To generate the main menu the server does a request to
$.ajax(gn_server_url +'api/menu/generate/json. On production that is
https://genenetwork.org/api3/api/menu/generate/json which is actually gn3(!)

```
curl http://gn2-fallback.genenetwork.org/gn3/api/menu/generate/json
```

If this gives an error check the gn3 output log.

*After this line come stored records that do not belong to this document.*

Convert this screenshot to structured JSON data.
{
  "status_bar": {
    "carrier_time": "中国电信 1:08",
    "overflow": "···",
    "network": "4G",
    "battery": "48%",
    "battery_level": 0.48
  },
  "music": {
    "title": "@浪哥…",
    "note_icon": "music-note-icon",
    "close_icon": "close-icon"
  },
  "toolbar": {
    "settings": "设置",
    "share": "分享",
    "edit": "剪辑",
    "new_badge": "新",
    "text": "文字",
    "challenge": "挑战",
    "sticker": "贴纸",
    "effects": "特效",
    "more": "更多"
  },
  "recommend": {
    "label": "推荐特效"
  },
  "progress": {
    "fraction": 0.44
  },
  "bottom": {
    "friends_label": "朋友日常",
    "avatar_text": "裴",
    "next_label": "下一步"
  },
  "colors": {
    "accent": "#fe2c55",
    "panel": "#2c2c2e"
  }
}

Perhaps obviously, on a production server GN3 should be running as a proper service.

### Alias service

There is another GN3 service that resolves wikidata Gene aliases

```
su gn2
cd ~/gn3_production
git clone https://github.com/genenetwork/gn3.git
```

follow the instructions in the README and you should get

```
curl localhost:8000/gene/aliases/Shh
["Hx","ShhNC","9530036O11Rik","Dsh","Hhg1","Hxl3","M100081","ShhNC"]
```

### Authentication proxy

The proxy also needs to run.

```
su gn2
cd ~/gn3_production
git clone https://github.com/genenetwork/gn-proxy.git
```

See README

### Trouble shooting

Check the server log for errors from the server. There should be one in /home/gn2/production/tmp/. For example you may see

```
ERROR:wqflask:404: Not Found:  7:20AM UTC Aug 20, 2022: http://gn2-fallback.genenetwork.org/api/api/menu/generate/json
```

pointing out the setting in gn2_settings.py is wrong.

Use the console bar of the browse to see what JS error you get.

If you get CORS errors it is because you are using a server that is not genenetwork.org and this is usually a configuration issue.